Resûlullah efendimize, “Mü’min korkak olabilir mi?” dediler. “Evet olabilir” buyurdu. “Mü’min cimri olabilir mi?” dediler. Yine “Evet olabilir” buyurdu. “Mü’min yalan konuşabilir mi?” dediler. Bu soruya; “Hayır” buyurarak; bir Müslümandan şartlar ve mizac gereği olarak elinde olmadan, istemeyerek bazı olumsuzlukların sadır olabileceği fakat yalanın hiçbir zaman sadır olamayacağını kesin bir dille ifade buyurdular.
Yalan söylemek, pek bayağı ve en aşağı bir iştir. Dünyada zilleti gerektiren şeylerin en büyüğüdür. Âhirette ise zelîl ve rüsvây olmayı îcâb ettiren pek fenâ bir şeydir.

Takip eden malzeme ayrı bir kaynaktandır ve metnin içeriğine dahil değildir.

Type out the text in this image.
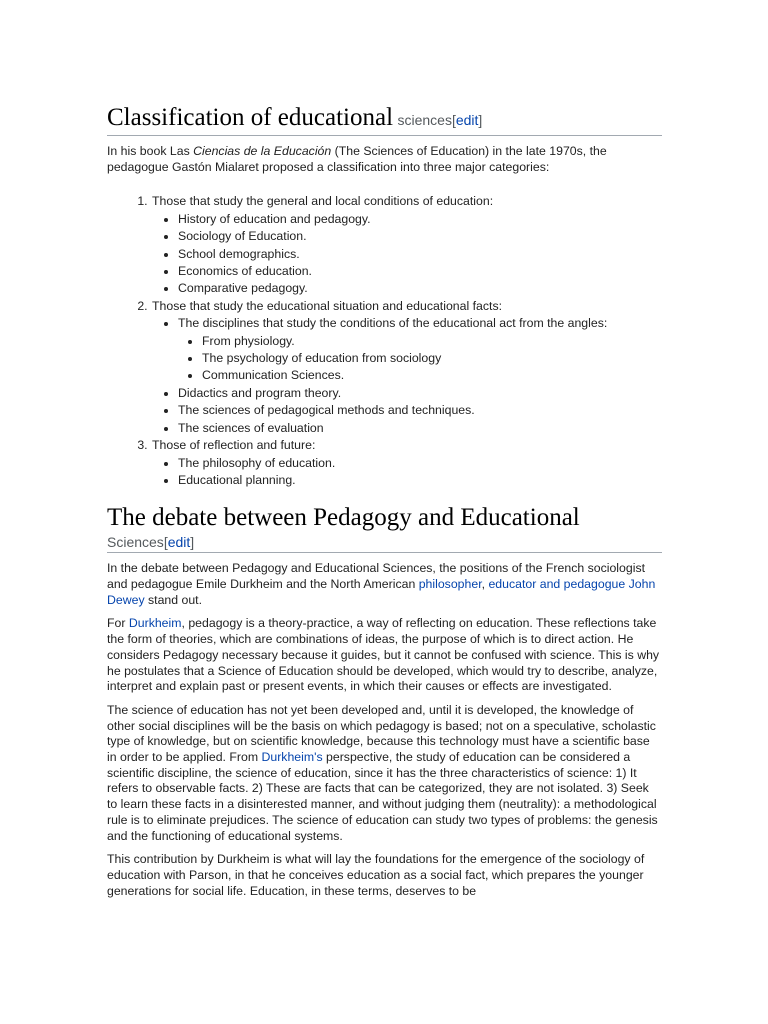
Classification of educational sciences[edit]

In his book Las Ciencias de la Educación (The Sciences of Education) in the late 1970s, the pedagogue Gastón Mialaret proposed a classification into three major categories:

1. Those that study the general and local conditions of education:
• History of education and pedagogy.
• Sociology of Education.
• School demographics.
• Economics of education.
• Comparative pedagogy.
2. Those that study the educational situation and educational facts:
• The disciplines that study the conditions of the educational act from the angles:
• From physiology.
• The psychology of education from sociology
• Communication Sciences.
• Didactics and program theory.
• The sciences of pedagogical methods and techniques.
• The sciences of evaluation
3. Those of reflection and future:
• The philosophy of education.
• Educational planning.
The debate between Pedagogy and Educational
Sciences[edit]

In the debate between Pedagogy and Educational Sciences, the positions of the French sociologist and pedagogue Emile Durkheim and the North American philosopher, educator and pedagogue John Dewey stand out.

For Durkheim, pedagogy is a theory-practice, a way of reflecting on education. These reflections take the form of theories, which are combinations of ideas, the purpose of which is to direct action. He considers Pedagogy necessary because it guides, but it cannot be confused with science. This is why he postulates that a Science of Education should be developed, which would try to describe, analyze, interpret and explain past or present events, in which their causes or effects are investigated.

The science of education has not yet been developed and, until it is developed, the knowledge of other social disciplines will be the basis on which pedagogy is based; not on a speculative, scholastic type of knowledge, but on scientific knowledge, because this technology must have a scientific base in order to be applied. From Durkheim's perspective, the study of education can be considered a scientific discipline, the science of education, since it has the three characteristics of science: 1) It refers to observable facts. 2) These are facts that can be categorized, they are not isolated. 3) Seek to learn these facts in a disinterested manner, and without judging them (neutrality): a methodological rule is to eliminate prejudices. The science of education can study two types of problems: the genesis and the functioning of educational systems.

This contribution by Durkheim is what will lay the foundations for the emergence of the sociology of education with Parson, in that he conceives education as a social fact, which prepares the younger generations for social life. Education, in these terms, deserves to be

Yalan, münâfıklığın en büyük alâmetlerindendir. Ahlâkın düşüklüğünü gösteren kuvvetli bir delîldir. Yalancıya hiçbir zaman güvenilmez. Yalancı, konuştuğu zaman doğru konuşmaz. Hadîs-i şerîfte buyuruldu ki:
“Münafığın alâmetleri üçtür. Konuştuğunda yalan söyler. Bir va’dde bulunduğu zaman va’dinde durmaz, kendisine bir şey emânet edildiğinde hıyânet eder.”
Hikmet sahibi büyük zâtlar, “Dilsiz olmak, yalan söylemekten iyidir” demişlerdir.
Ahnef bin Kays buyurdu ki: “Akıllı ve şerefli bir mü’min yalan söylemez. Gıybet ve hıyânet etmez.”
Hazreti Ömer buyurdu ki: “Hiçbir kimse, mizah yaparken yalan söylemeyi terk etmedikçe îmânın hakîkatine kavuşamaz.”
Buhterî; “Ne ciddi ne de şaka hâlinde yalan söylemek insana yakışmaz” buyurdu.
Büyüklerden birisi buyurdu ki: “Sultan, yalancı birine bir iş verirse, bu kimsenin zararı sultânın idâresine tesîr eder.”
Lokman Hakîm oğluna nasihatinde; “Ey oğul! Kim yalan konuşursa, onun kıymeti gider” buyurdu.
Meymûn bin Mihrân buyurdu ki: “Akıllı kimse, yalancı kimsenin sevgisine aldanmasın. Onun va’dine güvenmesin. Yalancılıkla tanınmış birisinden doğru konuşmasını beklemek mümkün değildir.”
Yalan, güzelliğin ayıbı, lekesi, noksanı ve iyi ahlâkın âfetidir. Hıyânetin delîlidir. Yalan, çok kötü bir huydur. Doğru sözü az olanın, arkadaşı da az olur.